Durch Transparenz im staatlichen Handeln werden Potentiale für eine politische, gesellschaftliche und soziale Gemeinschaftsarbeit freigesetzt. Wir fordern, dass Gesellschaft, Wirtschaft und Wissenschaft dialogorientiert in politische Entscheidungsprozesse einbezogen werden. Der Dialog mit Politik und Verwaltung, wie etwa Volkspetitionen, Volksbegehren oder Volksabstimmungen muss zukünftig mit Hilfe moderner und manipulationssicherer Medien vereinfacht werden.

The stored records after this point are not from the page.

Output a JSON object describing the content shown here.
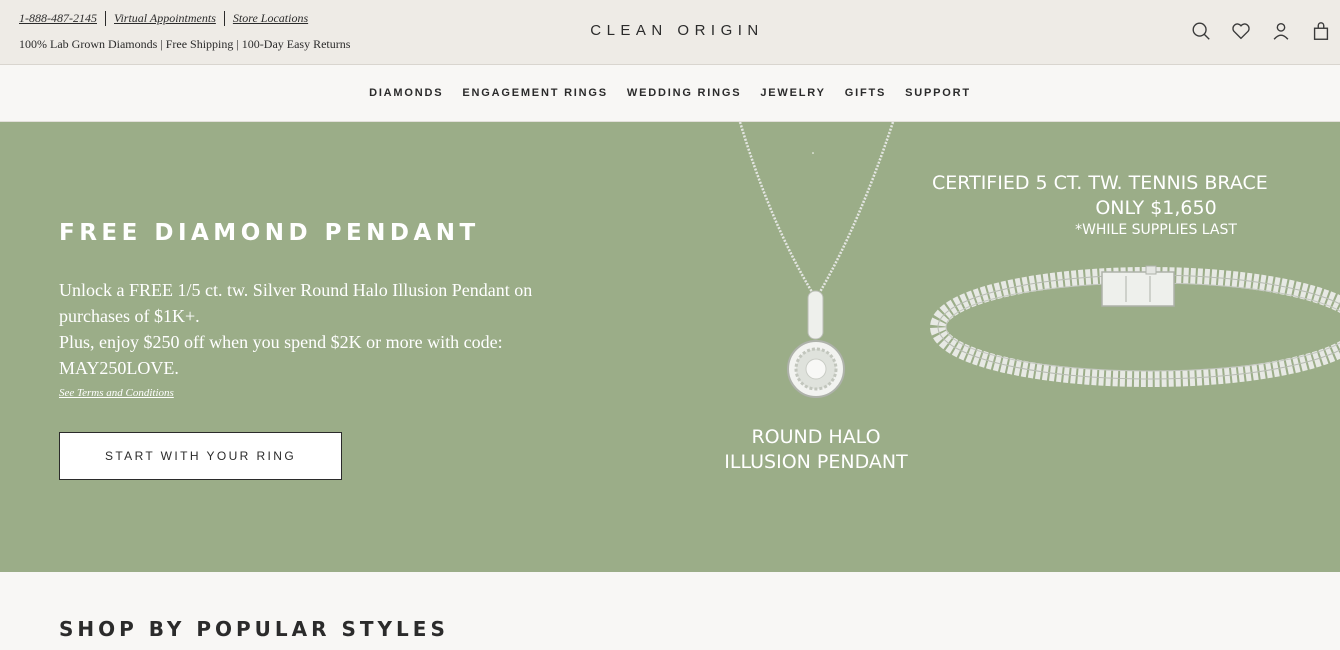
{
  "utility": {
    "phone": "1-888-487-2145",
    "virtual_appointments": "Virtual Appointments",
    "store_locations": "Store Locations",
    "tagline": "100% Lab Grown Diamonds | Free Shipping | 100-Day Easy Returns"
  },
  "brand": {
    "name": "CLEAN ORIGIN"
  },
  "header_icons": [
    "search-icon",
    "heart-icon",
    "account-icon",
    "bag-icon"
  ],
  "nav": {
    "items": [
      {
        "label": "DIAMONDS"
      },
      {
        "label": "ENGAGEMENT RINGS"
      },
      {
        "label": "WEDDING RINGS"
      },
      {
        "label": "JEWELRY"
      },
      {
        "label": "GIFTS"
      },
      {
        "label": "SUPPORT"
      }
    ]
  },
  "hero": {
    "background_color": "#9bad88",
    "title": "FREE DIAMOND PENDANT",
    "body_line1": "Unlock a FREE 1/5 ct. tw. Silver Round Halo Illusion Pendant on purchases of $1K+.",
    "body_line2": "Plus, enjoy $250 off when you spend $2K or more with code: MAY250LOVE.",
    "terms_link": "See Terms and Conditions",
    "cta_label": "START WITH YOUR RING",
    "pendant_caption_line1": "ROUND HALO",
    "pendant_caption_line2": "ILLUSION PENDANT",
    "bracelet_headline": "CERTIFIED 5 CT. TW. TENNIS BRACE",
    "bracelet_price": "ONLY $1,650",
    "bracelet_note": "*WHILE SUPPLIES LAST"
  },
  "popular": {
    "title": "SHOP BY POPULAR STYLES"
  }
}
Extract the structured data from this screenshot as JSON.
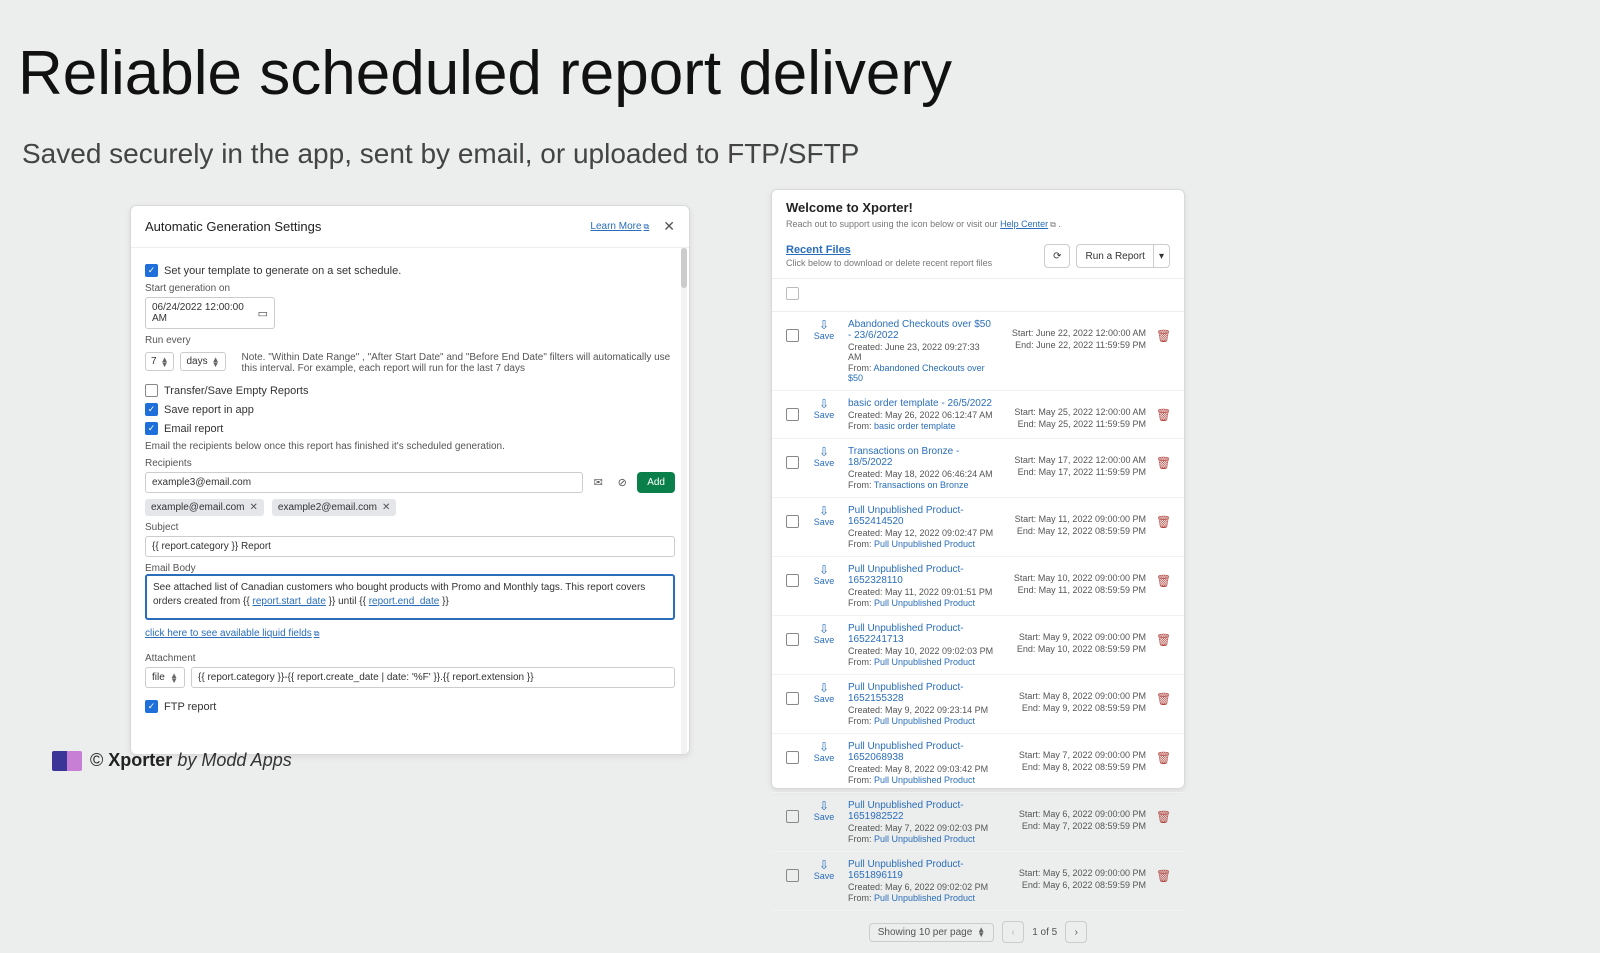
{
  "hero": {
    "title": "Reliable scheduled report delivery",
    "subtitle": "Saved securely in the app, sent by email, or uploaded to FTP/SFTP"
  },
  "brand": {
    "copyright": "©",
    "name": "Xporter",
    "by": "by Modd Apps"
  },
  "settings": {
    "title": "Automatic Generation Settings",
    "learn_more": "Learn More",
    "close": "✕",
    "schedule_check": "Set your template to generate on a set schedule.",
    "start_label": "Start generation on",
    "start_value": "06/24/2022 12:00:00 AM",
    "run_every_label": "Run every",
    "run_every_value": "7",
    "run_every_unit": "days",
    "note": "Note. \"Within Date Range\" , \"After Start Date\" and \"Before End Date\" filters will automatically use this interval. For example, each report will run for the last 7 days",
    "transfer_empty": "Transfer/Save Empty Reports",
    "save_in_app": "Save report in app",
    "email_report": "Email report",
    "email_hint": "Email the recipients below once this report has finished it's scheduled generation.",
    "recipients_label": "Recipients",
    "recipient_input": "example3@email.com",
    "add": "Add",
    "chips": [
      "example@email.com",
      "example2@email.com"
    ],
    "subject_label": "Subject",
    "subject_value": "{{ report.category }} Report",
    "body_label": "Email Body",
    "body_text_a": "See attached list of Canadian customers who bought products with Promo and Monthly tags.  This report covers orders created from {{ ",
    "body_link_1": "report.start_date",
    "body_mid": " }} until {{ ",
    "body_link_2": "report.end_date",
    "body_end": " }}",
    "liquid_link": "click here to see available liquid fields",
    "attachment_label": "Attachment",
    "attachment_type": "file",
    "attachment_value": "{{ report.category }}-{{ report.create_date | date: '%F' }}.{{ report.extension }}",
    "ftp_report": "FTP report"
  },
  "welcome": {
    "title": "Welcome to Xporter!",
    "sub_prefix": "Reach out to support using the icon below or visit our ",
    "sub_link": "Help Center",
    "recent_files": "Recent Files",
    "recent_sub": "Click below to download or delete recent report files",
    "run_report": "Run a Report",
    "save_label": "Save",
    "from_label": "From:",
    "created_label": "Created:",
    "start_label": "Start:",
    "end_label": "End:",
    "pager_showing": "Showing 10 per page",
    "pager_pos": "1 of 5",
    "files": [
      {
        "name": "Abandoned Checkouts over $50 - 23/6/2022",
        "created": "June 23, 2022 09:27:33 AM",
        "from": "Abandoned Checkouts over $50",
        "start": "June 22, 2022 12:00:00 AM",
        "end": "June 22, 2022 11:59:59 PM"
      },
      {
        "name": "basic order template - 26/5/2022",
        "created": "May 26, 2022 06:12:47 AM",
        "from": "basic order template",
        "start": "May 25, 2022 12:00:00 AM",
        "end": "May 25, 2022 11:59:59 PM"
      },
      {
        "name": "Transactions on Bronze - 18/5/2022",
        "created": "May 18, 2022 06:46:24 AM",
        "from": "Transactions on Bronze",
        "start": "May 17, 2022 12:00:00 AM",
        "end": "May 17, 2022 11:59:59 PM"
      },
      {
        "name": "Pull Unpublished Product-1652414520",
        "created": "May 12, 2022 09:02:47 PM",
        "from": "Pull Unpublished Product",
        "start": "May 11, 2022 09:00:00 PM",
        "end": "May 12, 2022 08:59:59 PM"
      },
      {
        "name": "Pull Unpublished Product-1652328110",
        "created": "May 11, 2022 09:01:51 PM",
        "from": "Pull Unpublished Product",
        "start": "May 10, 2022 09:00:00 PM",
        "end": "May 11, 2022 08:59:59 PM"
      },
      {
        "name": "Pull Unpublished Product-1652241713",
        "created": "May 10, 2022 09:02:03 PM",
        "from": "Pull Unpublished Product",
        "start": "May 9, 2022 09:00:00 PM",
        "end": "May 10, 2022 08:59:59 PM"
      },
      {
        "name": "Pull Unpublished Product-1652155328",
        "created": "May 9, 2022 09:23:14 PM",
        "from": "Pull Unpublished Product",
        "start": "May 8, 2022 09:00:00 PM",
        "end": "May 9, 2022 08:59:59 PM"
      },
      {
        "name": "Pull Unpublished Product-1652068938",
        "created": "May 8, 2022 09:03:42 PM",
        "from": "Pull Unpublished Product",
        "start": "May 7, 2022 09:00:00 PM",
        "end": "May 8, 2022 08:59:59 PM"
      },
      {
        "name": "Pull Unpublished Product-1651982522",
        "created": "May 7, 2022 09:02:03 PM",
        "from": "Pull Unpublished Product",
        "start": "May 6, 2022 09:00:00 PM",
        "end": "May 7, 2022 08:59:59 PM"
      },
      {
        "name": "Pull Unpublished Product-1651896119",
        "created": "May 6, 2022 09:02:02 PM",
        "from": "Pull Unpublished Product",
        "start": "May 5, 2022 09:00:00 PM",
        "end": "May 6, 2022 08:59:59 PM"
      }
    ]
  }
}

Wir fordern den Ausbau von offenen und sicheren Zugangskanälen zu Verwaltungsdienstleistungen unter Berücksichtigung aktueller Technologien, insbesondere des Internets. Um den hohen Sicherheitsanforderungen in den Verwaltungen gerecht zu werden, setzt sich die AfD dafür ein, bei der Beschaffung von IT-Technologie vorrangig auf offene Lizenzmodelle zu setzen.

Mit Hilfe eines elektronischen Bürgerkontos soll zukünftig jeder Bürger Sachsen-Anhalts in der Lage sein, mit dem Dienstleistungsportfolio der Behörden zeitunabhängig in virtuellen Räumen zu interagieren. Im Vorfeld konkreter Rechtssetzungsvorhaben können beispielsweise Bürger in die politische Willensbildung mit einbezogen werden.

Kommentar

Der Einsatz von neuen Technologien bei der Durchführung direkter Partizipation oder der Umsetzung von Transparenz ist riskant: Es gibt keine »manipulationssicheren Medien.« Mit einem »elektronischen Bürgerkonto« entsteht zudem die Gefahr eines »gläsernen Bürgers«.

Dass die politische Willensbildung über »neue Medien« auch ordentlich schief gehen kann, zeigen die grassierenden Falschmeldungen und Gerüchte zu Asylsuchenden, die dazu verwendet werden, Hass gegen diese Menschen zu schüren und Gewalt zu rechtfertigen. Unter dem Schlagwort »Filterblase« wird zudem erforscht, inwieweit es einer demokratischen Öffentlichkeit sogar schaden kann, wenn politische Willensbildung in weitestgehend anonymen Netzwerken stattfindet.